What will they witness in Hill House?

Eleanor is main protagonist. We see the events, for the most part, through her perspective. And so coloured by her interpretation and her thoughts. And this is a book that is all about interpretation and feeling. It is all atmosphere and slowly building tension.

Eleanor is a fascinating character. She is 32, but constantly described by the other characters in juvenile terms, she is the child, the baby, the innocent. And yet when the reader is introduced to her the book tells us who she hates. Hatred is not usually what we associate with innocents.

Eleanor is looking for something. A new start. A new home. She spent most of her life caring for her mother, now she lives with her sister and her family. Unwanted again. So when the letter from Dr. Montague arrives she sees it as a way out. But on her first viewing of Hill House her instincts shout at her to leave. She doesn’t. She stays because that’s just silly isn’t it? It is just a house after all.

And again on that first night in Hill House our impressions of Eleanor “the innocent” are thrown into doubt by her lies. Minor lies perhaps, fibbing to herself and making a nicer past, a nicer home fore herself.
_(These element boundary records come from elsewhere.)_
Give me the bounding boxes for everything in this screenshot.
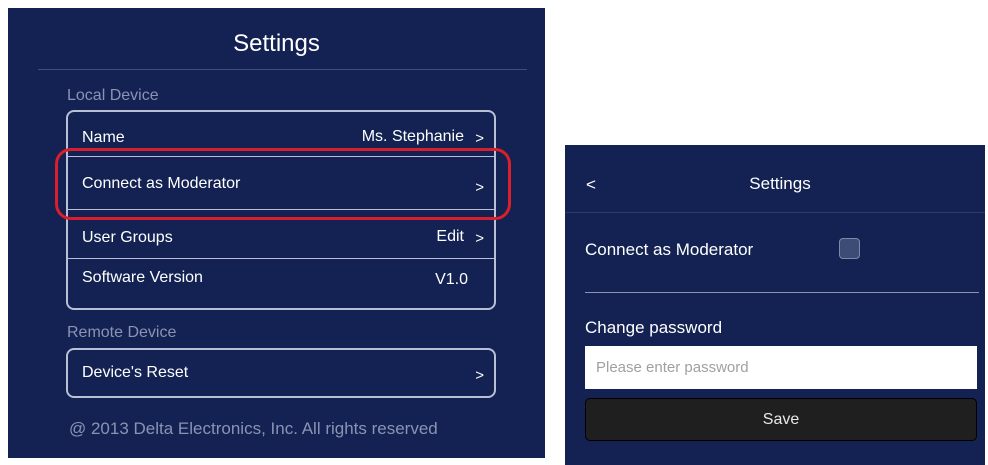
header-divider xyxy=(565,212,985,213)
row-label: User Groups xyxy=(82,229,173,246)
row-label: Device's Reset xyxy=(82,364,189,381)
page-title: Settings xyxy=(233,30,320,57)
change-password-label: Change password xyxy=(585,318,723,337)
title-divider xyxy=(38,69,527,70)
section-label-remote-device: Remote Device xyxy=(67,324,177,341)
save-button[interactable]: Save xyxy=(585,398,977,441)
settings-panel-moderator: Settings < Connect as Moderator Change p… xyxy=(565,145,985,465)
settings-row-user-groups[interactable]: User Groups Edit > xyxy=(68,219,494,259)
remote-device-group: Device's Reset > xyxy=(66,348,496,398)
software-version-value: V1.0 xyxy=(435,271,468,288)
password-input[interactable] xyxy=(585,346,977,389)
connect-as-moderator-checkbox[interactable] xyxy=(839,238,860,259)
connect-as-moderator-label: Connect as Moderator xyxy=(585,240,754,259)
chevron-right-icon: > xyxy=(475,230,484,247)
row-value: Ms. Stephanie xyxy=(361,128,464,145)
copyright-footer: @ 2013 Delta Electronics, Inc. All right… xyxy=(69,419,438,438)
section-divider xyxy=(585,292,979,293)
chevron-right-icon: > xyxy=(475,367,484,384)
settings-row-software-version: Software Version V1.0 xyxy=(68,259,494,299)
chevron-right-icon: > xyxy=(475,130,484,147)
highlight-annotation xyxy=(55,148,511,220)
page-title: Settings xyxy=(749,174,811,193)
row-label: Software Version xyxy=(82,269,203,286)
settings-row-device-reset[interactable]: Device's Reset > xyxy=(68,354,494,394)
section-label-local-device: Local Device xyxy=(67,87,159,104)
settings-panel-main: Settings Local Device Name Ms. Stephanie… xyxy=(8,8,545,458)
back-icon[interactable]: < xyxy=(586,175,596,195)
edit-link[interactable]: Edit xyxy=(436,228,464,246)
row-label: Name xyxy=(82,129,125,146)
Nevertheless the fact is that she is deceiving those around her for no real reason, just as a child might make up a story about themselves.

And that whole theme, childhood and motherhood, domineering mothers and children fighting for their own identity is a huge one in the book.

And then there is the whole question over whether the house if haunted or possessed or whatever? Are any of the events really happening? and if they are is the house responsible, is there a spirit in the house or is it one of the guests?

And of course that ambiguity makes the atmosphere all the more creepy. Nothing is shown, everything is left up the imagination, and lets face it, that is always much much worse than anything that can actually be described.

This is my first Shirley Jackson and it certainly won’t be the last.